Action potentials are the fundamental electrical signals that allow neurons to transmit information. These rapid changes in membrane voltage propagate along axons without losing strength. At rest, a neuron maintains a negative membrane potential of about negative 70 millivolts. This resting potential is established by the sodium-potassium pump and the different concentrations of ions across the membrane. There's a higher concentration of sodium ions outside the cell and more potassium ions inside.
An action potential has several distinct phases. It begins at the resting potential of negative 70 millivolts. When a stimulus causes the membrane to depolarize to the threshold potential of negative 55 millivolts, voltage-gated sodium channels rapidly open. This triggers the depolarization phase, where sodium ions rush into the cell, causing the membrane potential to rise sharply to positive 30 millivolts. Next, during repolarization, sodium channels inactivate while potassium channels open, allowing potassium to flow out of the cell. This restores the negative charge inside the membrane. The membrane potential briefly overshoots the resting potential during hyperpolarization, before finally returning to the resting state of negative 70 millivolts.
The action potential is controlled by voltage-gated ion channels in the cell membrane. At rest, most ion channels are closed, and the membrane potential is around negative 70 millivolts. When the membrane is depolarized to threshold, voltage-gated sodium channels rapidly open, allowing sodium ions to rush into the cell. This causes the sharp rise in membrane potential during the depolarization phase.

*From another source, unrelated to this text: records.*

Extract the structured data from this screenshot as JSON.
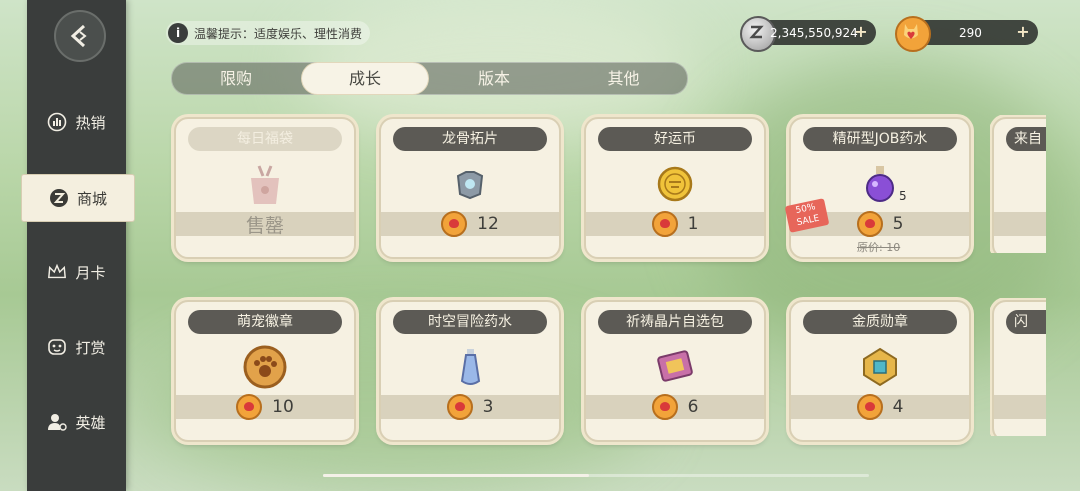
{
  "notice": {
    "icon": "i",
    "text": "温馨提示：适度娱乐、理性消费"
  },
  "currencies": [
    {
      "value": "2,345,550,924",
      "icon": "zeny-coin-icon",
      "plus": "+"
    },
    {
      "value": "290",
      "icon": "big-cat-coin-icon",
      "plus": "+"
    }
  ],
  "sidebar": {
    "items": [
      {
        "label": "热销",
        "icon": "bar-chart-icon"
      },
      {
        "label": "商城",
        "icon": "zeny-icon",
        "active": true
      },
      {
        "label": "月卡",
        "icon": "crown-icon"
      },
      {
        "label": "打赏",
        "icon": "gift-face-icon"
      },
      {
        "label": "英雄",
        "icon": "user-hero-icon"
      }
    ]
  },
  "tabs": [
    {
      "label": "限购"
    },
    {
      "label": "成长",
      "active": true
    },
    {
      "label": "版本"
    },
    {
      "label": "其他"
    }
  ],
  "cards": [
    {
      "title": "每日福袋",
      "price": "售罄",
      "sold_out": true,
      "icon": "lucky-bag-icon"
    },
    {
      "title": "龙骨拓片",
      "price": "12",
      "icon": "dragon-bone-icon"
    },
    {
      "title": "好运币",
      "price": "1",
      "icon": "lucky-coin-icon"
    },
    {
      "title": "精研型JOB药水",
      "price": "5",
      "icon": "potion-icon",
      "stack": "5",
      "sale": "50%\nSALE",
      "original": "原价: 10"
    },
    {
      "title": "萌宠徽章",
      "price": "10",
      "icon": "paw-badge-icon"
    },
    {
      "title": "时空冒险药水",
      "price": "3",
      "icon": "vial-icon"
    },
    {
      "title": "祈祷晶片自选包",
      "price": "6",
      "icon": "card-pack-icon"
    },
    {
      "title": "金质勋章",
      "price": "4",
      "icon": "gold-medal-icon"
    }
  ],
  "partial_cards": [
    {
      "title": "来自"
    },
    {
      "title": "闪"
    }
  ]
}
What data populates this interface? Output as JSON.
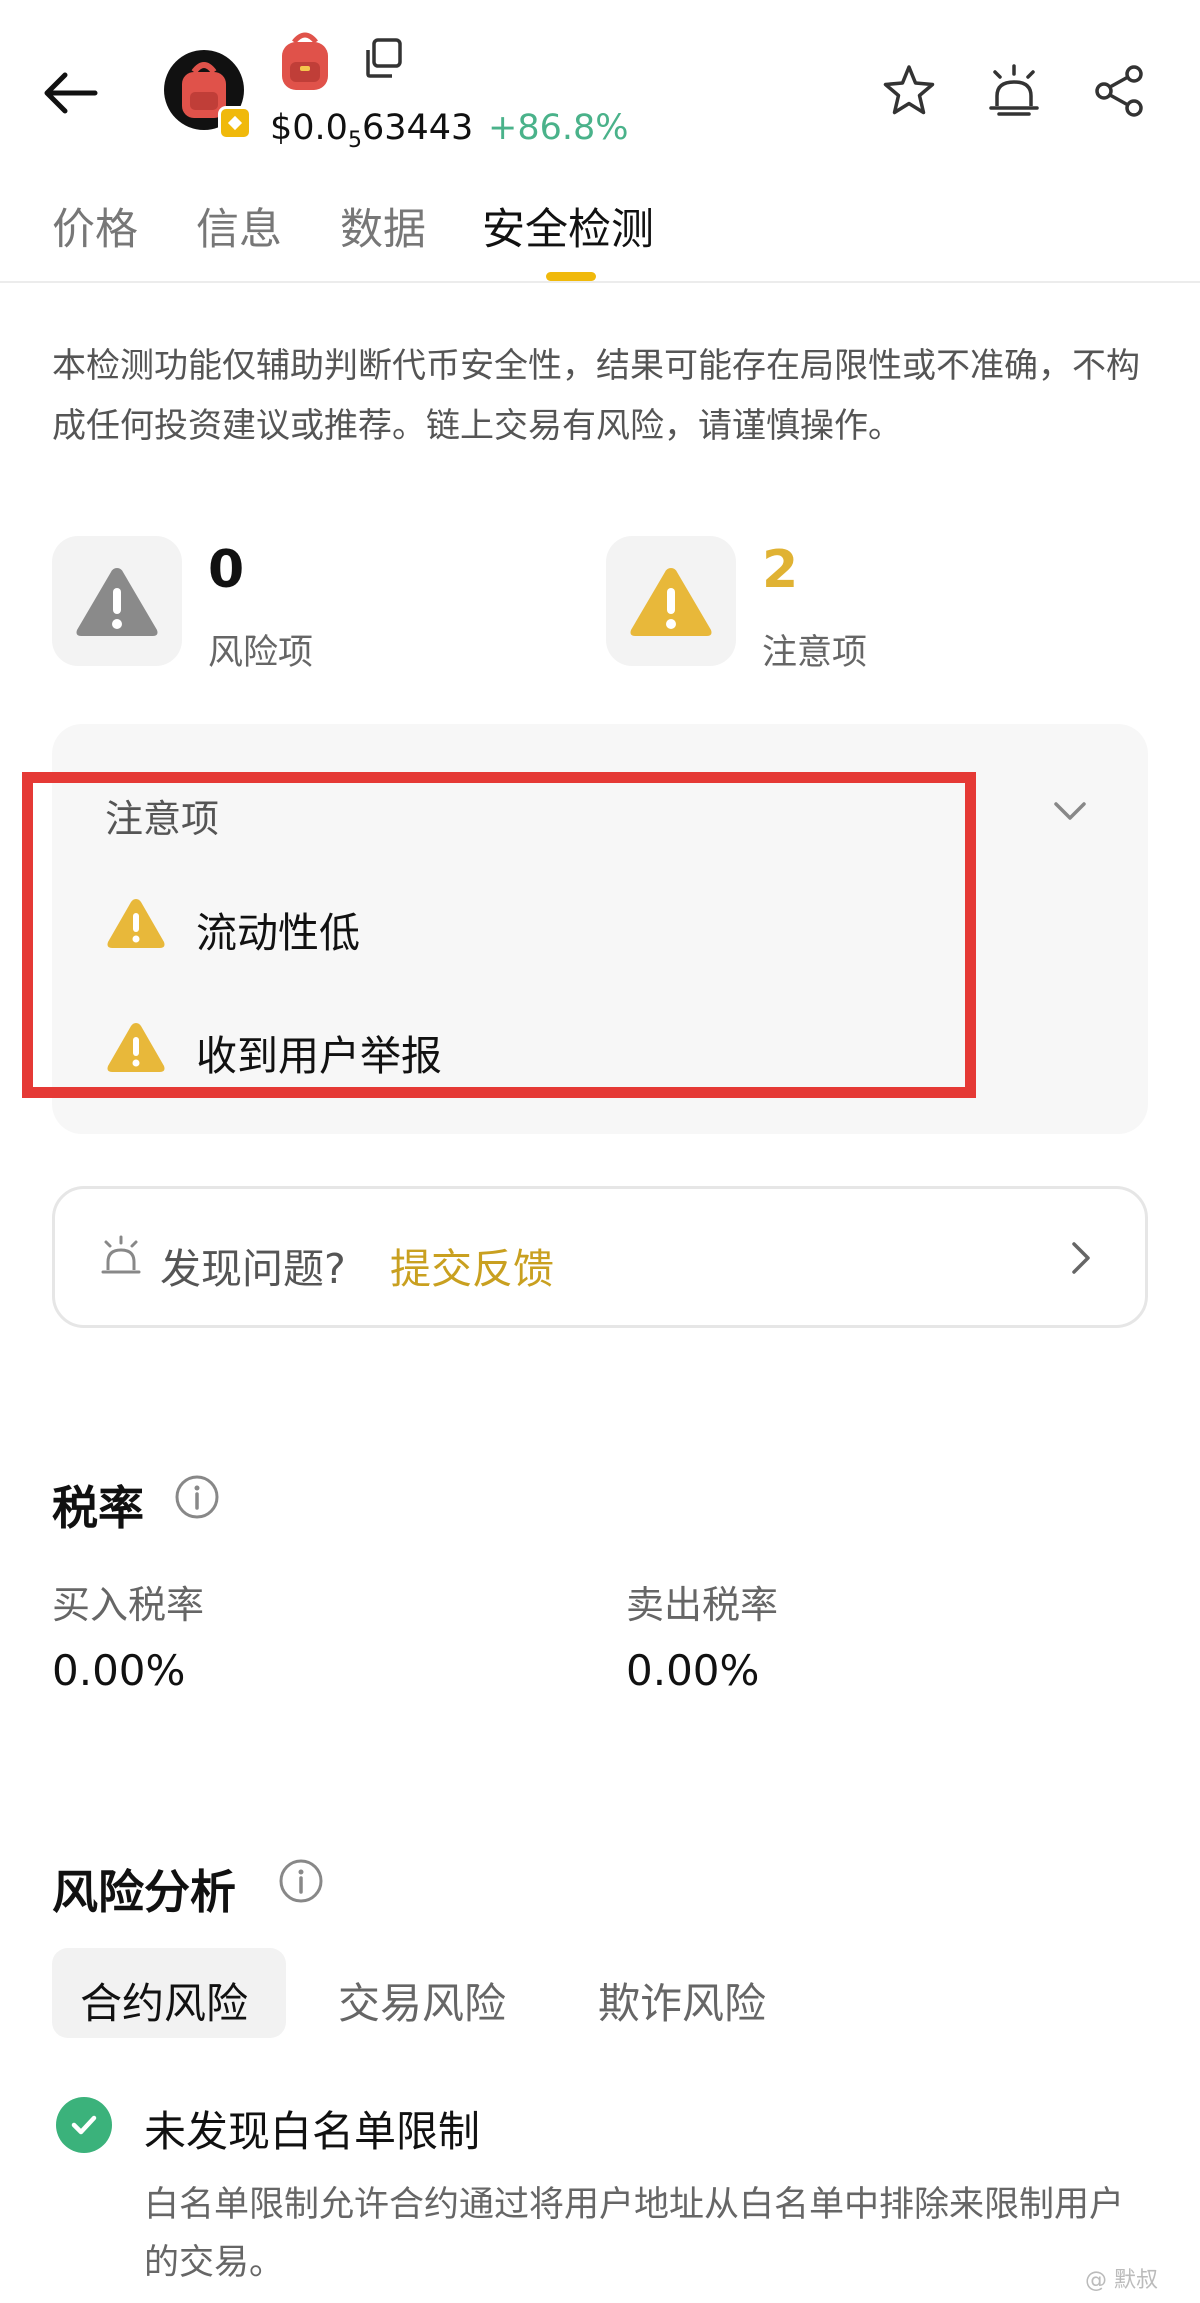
{
  "header": {
    "price_prefix": "$0.0",
    "price_subscript": "5",
    "price_suffix": "63443",
    "change": "+86.8%",
    "change_color": "#4ab28a",
    "icons": [
      "back-arrow-icon",
      "copy-icon",
      "star-icon",
      "alert-bell-icon",
      "share-icon"
    ]
  },
  "tabs": [
    {
      "label": "价格",
      "active": false
    },
    {
      "label": "信息",
      "active": false
    },
    {
      "label": "数据",
      "active": false
    },
    {
      "label": "安全检测",
      "active": true
    }
  ],
  "accent_color": "#f0b90b",
  "disclaimer": "本检测功能仅辅助判断代币安全性，结果可能存在局限性或不准确，不构成任何投资建议或推荐。链上交易有风险，请谨慎操作。",
  "summary": {
    "risk": {
      "count": "0",
      "label": "风险项"
    },
    "attention": {
      "count": "2",
      "label": "注意项"
    }
  },
  "attention_card": {
    "title": "注意项",
    "items": [
      {
        "text": "流动性低"
      },
      {
        "text": "收到用户举报"
      }
    ]
  },
  "highlight_color": "#e53935",
  "feedback": {
    "question": "发现问题?",
    "link": "提交反馈"
  },
  "tax": {
    "title": "税率",
    "buy_label": "买入税率",
    "buy_value": "0.00%",
    "sell_label": "卖出税率",
    "sell_value": "0.00%"
  },
  "risk_analysis": {
    "title": "风险分析",
    "tabs": [
      {
        "label": "合约风险",
        "active": true
      },
      {
        "label": "交易风险",
        "active": false
      },
      {
        "label": "欺诈风险",
        "active": false
      }
    ],
    "items": [
      {
        "title": "未发现白名单限制",
        "desc": "白名单限制允许合约通过将用户地址从白名单中排除来限制用户的交易。",
        "status_color": "#3bb27b"
      }
    ]
  },
  "watermark": "@ 默叔"
}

The sodium channels quickly inactivate, and voltage-gated potassium channels open more slowly. Potassium ions flow out of the cell, causing repolarization. The delayed closing of potassium channels leads to the brief hyperpolarization before the membrane returns to its resting state. This precise choreography of ion channel opening and closing is what generates the characteristic shape of the action potential.

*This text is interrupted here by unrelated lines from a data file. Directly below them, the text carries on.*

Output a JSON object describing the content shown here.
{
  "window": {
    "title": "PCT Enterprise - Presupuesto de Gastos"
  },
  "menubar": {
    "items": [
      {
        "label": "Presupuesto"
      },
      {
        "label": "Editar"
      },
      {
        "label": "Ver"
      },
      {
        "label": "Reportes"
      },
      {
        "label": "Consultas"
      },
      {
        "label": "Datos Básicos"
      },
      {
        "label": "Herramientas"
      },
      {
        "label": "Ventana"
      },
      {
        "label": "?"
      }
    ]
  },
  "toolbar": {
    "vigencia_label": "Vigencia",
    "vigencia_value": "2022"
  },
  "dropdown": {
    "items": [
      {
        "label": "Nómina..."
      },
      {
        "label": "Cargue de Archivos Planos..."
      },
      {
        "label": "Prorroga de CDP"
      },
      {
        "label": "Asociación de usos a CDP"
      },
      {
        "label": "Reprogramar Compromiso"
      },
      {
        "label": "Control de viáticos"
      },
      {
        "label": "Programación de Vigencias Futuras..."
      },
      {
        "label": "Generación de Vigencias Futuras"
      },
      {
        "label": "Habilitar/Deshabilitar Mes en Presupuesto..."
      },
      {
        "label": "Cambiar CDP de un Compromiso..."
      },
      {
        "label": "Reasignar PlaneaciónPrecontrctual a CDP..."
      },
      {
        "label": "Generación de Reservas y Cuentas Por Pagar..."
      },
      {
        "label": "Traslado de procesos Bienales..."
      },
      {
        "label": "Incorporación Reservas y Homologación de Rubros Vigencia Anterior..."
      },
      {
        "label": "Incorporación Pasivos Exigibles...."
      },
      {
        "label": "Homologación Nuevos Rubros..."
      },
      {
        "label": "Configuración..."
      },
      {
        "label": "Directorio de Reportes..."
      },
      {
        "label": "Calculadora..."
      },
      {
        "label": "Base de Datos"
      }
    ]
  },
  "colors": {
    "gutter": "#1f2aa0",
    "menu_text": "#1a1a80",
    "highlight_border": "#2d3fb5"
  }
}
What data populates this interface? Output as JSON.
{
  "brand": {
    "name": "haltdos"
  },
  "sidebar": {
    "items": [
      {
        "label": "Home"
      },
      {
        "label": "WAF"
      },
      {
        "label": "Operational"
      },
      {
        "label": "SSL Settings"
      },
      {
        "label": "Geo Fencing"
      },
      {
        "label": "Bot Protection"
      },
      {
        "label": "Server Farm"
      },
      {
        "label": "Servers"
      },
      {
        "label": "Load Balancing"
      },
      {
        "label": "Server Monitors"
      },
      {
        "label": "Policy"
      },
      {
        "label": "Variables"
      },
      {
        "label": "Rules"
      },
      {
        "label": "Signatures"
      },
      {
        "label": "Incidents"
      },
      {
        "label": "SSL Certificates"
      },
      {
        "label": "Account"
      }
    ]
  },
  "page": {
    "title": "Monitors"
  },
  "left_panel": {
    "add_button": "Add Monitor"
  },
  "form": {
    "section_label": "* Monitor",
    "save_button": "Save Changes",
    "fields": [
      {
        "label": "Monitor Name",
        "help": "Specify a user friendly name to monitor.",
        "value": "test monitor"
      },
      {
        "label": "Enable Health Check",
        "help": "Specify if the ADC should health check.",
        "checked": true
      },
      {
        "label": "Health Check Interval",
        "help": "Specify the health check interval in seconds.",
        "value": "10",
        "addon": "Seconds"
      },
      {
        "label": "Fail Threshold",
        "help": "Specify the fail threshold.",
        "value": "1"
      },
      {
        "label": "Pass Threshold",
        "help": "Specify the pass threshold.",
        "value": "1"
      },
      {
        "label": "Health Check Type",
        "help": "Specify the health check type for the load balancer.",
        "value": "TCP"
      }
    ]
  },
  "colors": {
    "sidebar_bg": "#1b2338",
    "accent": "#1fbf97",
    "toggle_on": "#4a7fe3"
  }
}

Action potentials propagate along axons without losing strength, allowing signals to travel long distances in the nervous system. When an action potential occurs at one location, local current flow depolarizes adjacent regions of the membrane to threshold, triggering new action potentials. This process continues along the axon, creating a wave of excitation. The refractory period, during which the membrane cannot generate another action potential, ensures that signals travel in one direction only. In myelinated axons, the myelin sheath acts as an insulator, and action potentials jump from one node of Ranvier to the next in a process called saltatory conduction. This significantly increases the speed of signal transmission, which is crucial for rapid neural communication.

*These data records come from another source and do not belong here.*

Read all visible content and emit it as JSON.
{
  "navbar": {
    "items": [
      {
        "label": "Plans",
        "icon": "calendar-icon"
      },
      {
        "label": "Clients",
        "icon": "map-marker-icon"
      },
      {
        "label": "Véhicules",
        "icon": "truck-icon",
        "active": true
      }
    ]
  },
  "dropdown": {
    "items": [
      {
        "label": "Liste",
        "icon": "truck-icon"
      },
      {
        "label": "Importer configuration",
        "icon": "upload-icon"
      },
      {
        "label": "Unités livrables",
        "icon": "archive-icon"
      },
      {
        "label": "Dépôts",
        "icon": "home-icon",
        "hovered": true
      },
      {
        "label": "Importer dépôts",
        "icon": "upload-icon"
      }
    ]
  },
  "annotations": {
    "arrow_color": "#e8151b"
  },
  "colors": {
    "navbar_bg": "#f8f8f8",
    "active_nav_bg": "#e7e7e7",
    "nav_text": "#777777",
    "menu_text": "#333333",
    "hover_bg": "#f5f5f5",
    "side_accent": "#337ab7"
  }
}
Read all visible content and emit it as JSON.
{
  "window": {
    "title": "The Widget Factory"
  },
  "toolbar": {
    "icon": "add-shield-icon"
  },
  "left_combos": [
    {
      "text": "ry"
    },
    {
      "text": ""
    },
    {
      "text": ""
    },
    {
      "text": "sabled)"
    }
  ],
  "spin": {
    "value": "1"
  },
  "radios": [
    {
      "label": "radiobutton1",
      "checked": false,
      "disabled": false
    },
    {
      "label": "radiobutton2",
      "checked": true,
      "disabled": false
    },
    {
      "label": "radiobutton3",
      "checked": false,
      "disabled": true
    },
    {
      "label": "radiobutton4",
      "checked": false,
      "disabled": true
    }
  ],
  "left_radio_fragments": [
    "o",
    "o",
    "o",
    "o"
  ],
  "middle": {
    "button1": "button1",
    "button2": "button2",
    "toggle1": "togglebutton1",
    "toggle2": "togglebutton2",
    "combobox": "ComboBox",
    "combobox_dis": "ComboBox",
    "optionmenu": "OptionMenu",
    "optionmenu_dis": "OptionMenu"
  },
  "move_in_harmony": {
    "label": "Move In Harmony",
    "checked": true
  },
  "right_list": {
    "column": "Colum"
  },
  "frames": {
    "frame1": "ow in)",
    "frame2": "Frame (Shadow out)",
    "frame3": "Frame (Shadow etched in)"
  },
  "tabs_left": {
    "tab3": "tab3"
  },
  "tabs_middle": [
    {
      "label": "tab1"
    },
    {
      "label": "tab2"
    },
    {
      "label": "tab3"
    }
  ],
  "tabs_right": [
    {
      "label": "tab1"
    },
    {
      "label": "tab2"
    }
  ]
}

Action potentials have significant clinical importance across many medical fields. Disruptions in action potential generation or propagation underlie numerous neurological disorders, including epilepsy, multiple sclerosis, and peripheral neuropathies. In the heart, abnormal action potentials can cause dangerous arrhythmias. Many medications target ion channels to modify action potentials. For example, local anesthetics block sodium channels to prevent pain signals from being transmitted. Antiarrhythmic drugs can target either sodium or potassium channels to regulate cardiac action potentials. Anticonvulsants often work by stabilizing neuronal membranes and preventing excessive action potential firing. Understanding the mechanisms of action potentials has led to the development of numerous therapeutic interventions that are essential in modern medicine.